There are differing views on how to proceed with the political process in Libya as some countries suggest there needs to be a political solution before an agreement on a de-militarization zone around Sirte and oil resumption.

“I think this is one of the fundamental debates in the whole situation. It’s a kind of a chicken and egg situation; which comes first: The broad settlement which leads to steps on the ground or can we not find some specific smaller-scale steps, confidence building measures, the de-militarized zone around Sirte, resume oil production… Things that can build confidence and make it easier to come to a political settlement on the big issues,” the American envoy elaborated.

The U.S. is supporting making some progress on some specific things like Sirte and oil resumption, he added, but also underlining that Washington is trying to play a facilitator role in Libya by not picking sides.
“I think the fundamental tenet of the American policy is to try to help Libyans regain control of their sovereignty and their own fate,” Norland stated.

Haftar’s role in future Libya

On a question about a potential role of Haftar in the future of Libya as a military leader who is blamed for the attacks against the civilians, Norland said, “Well, it’s certainly true for those who experienced the siege that the idea of having Haftar on the other side of the negotiation table is not something they would welcome, to say the least.”
Norland drew the attention on the fact that the political focus has shifted onto other actors in the east but that Haftar is in a position to control certain armed groups with the big question of dismantling the militias in the course of political settlement.

“It’s possible and one hopes that he plays a constructive role in helping to shape and build a new Libyan security construct.
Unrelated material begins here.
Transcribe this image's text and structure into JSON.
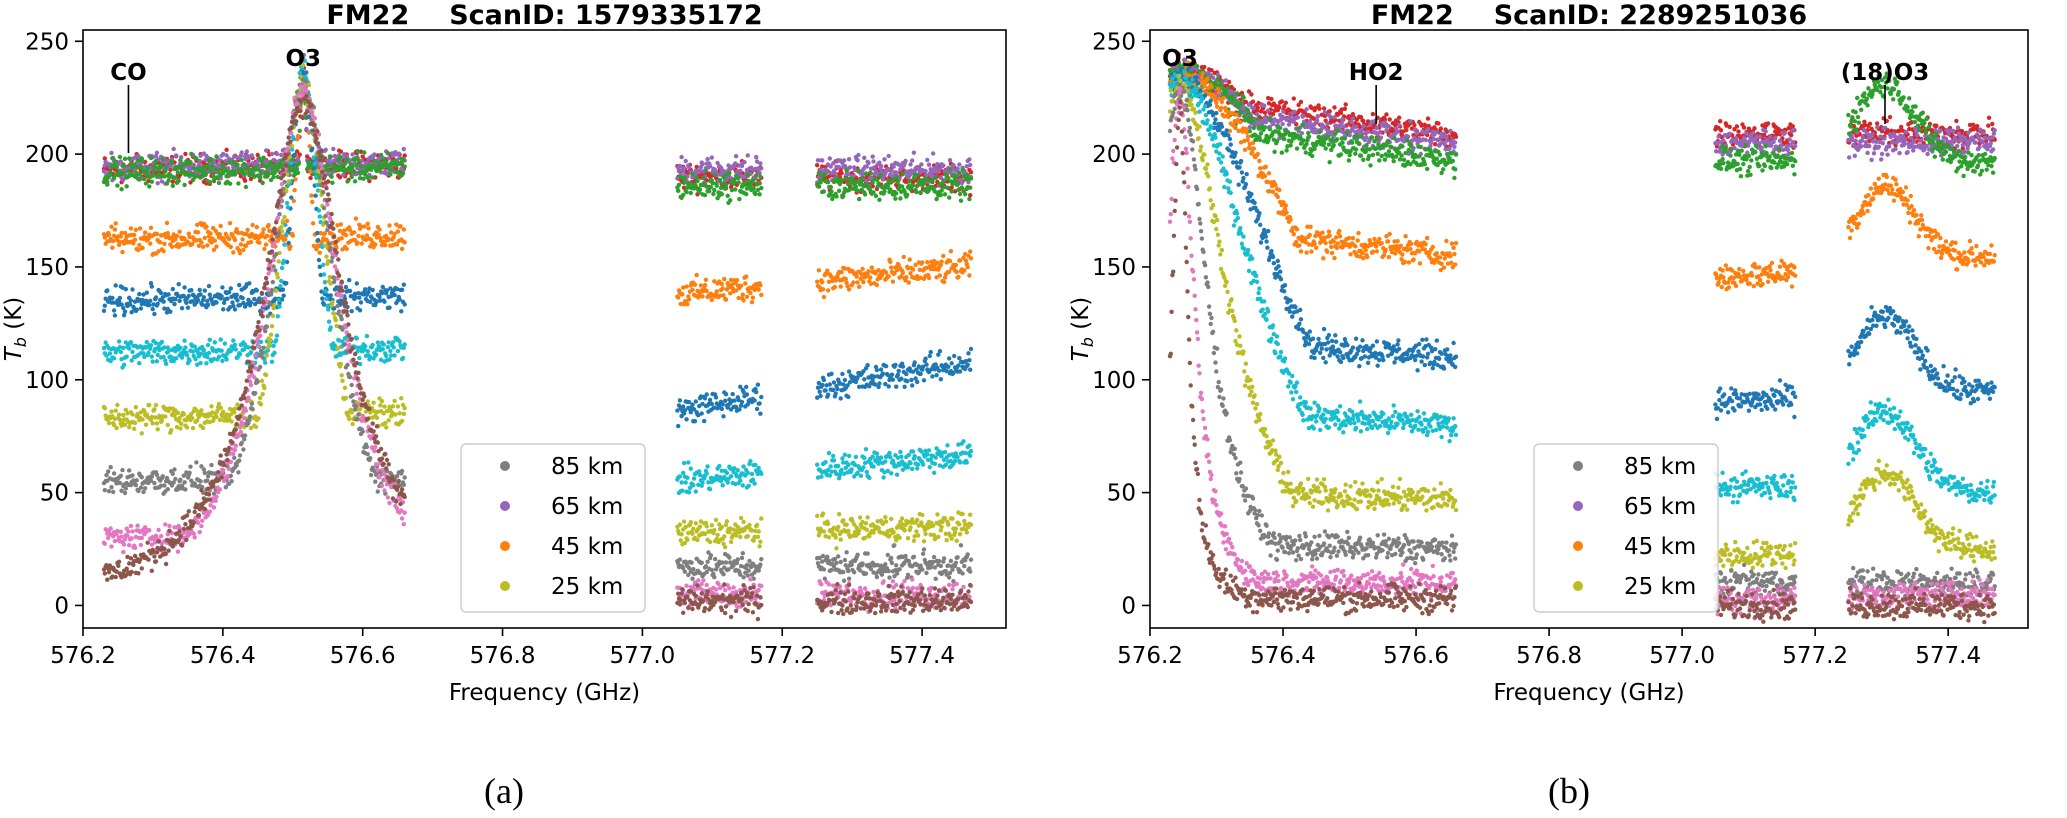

That’s something centrally that Libyans are going to have to decide. This is not something for us to decide,” he said.

‘Partition of Libya a nightmare’

Norland also commented on the concerns expressed by experts that Libya can be divided permanently as a result of the ongoing conflict with multiple foreign actors.

“There is a concern that this kind of a military stalemate around the central part of the country could lead to a de facto partition of Libya and possibly a formal partition of Libya. That’s of course a nightmare for the Libyans and certainly not something we support. That’s another reason why it’s important to begin to take steps to defuse the situation and keep it from being permanently locked in his kind of de facto partition,” he urged.

That’s why it’s important that the warring sides agree on the resumption of oil production under the proposal voiced by the National Oil Company of Libya, Norland said. “I think that’s why it’s especially important that oil production be resumed. Because if you have normal operations in the Oil Crescent, it removes the intensive for military forces to try to move in.”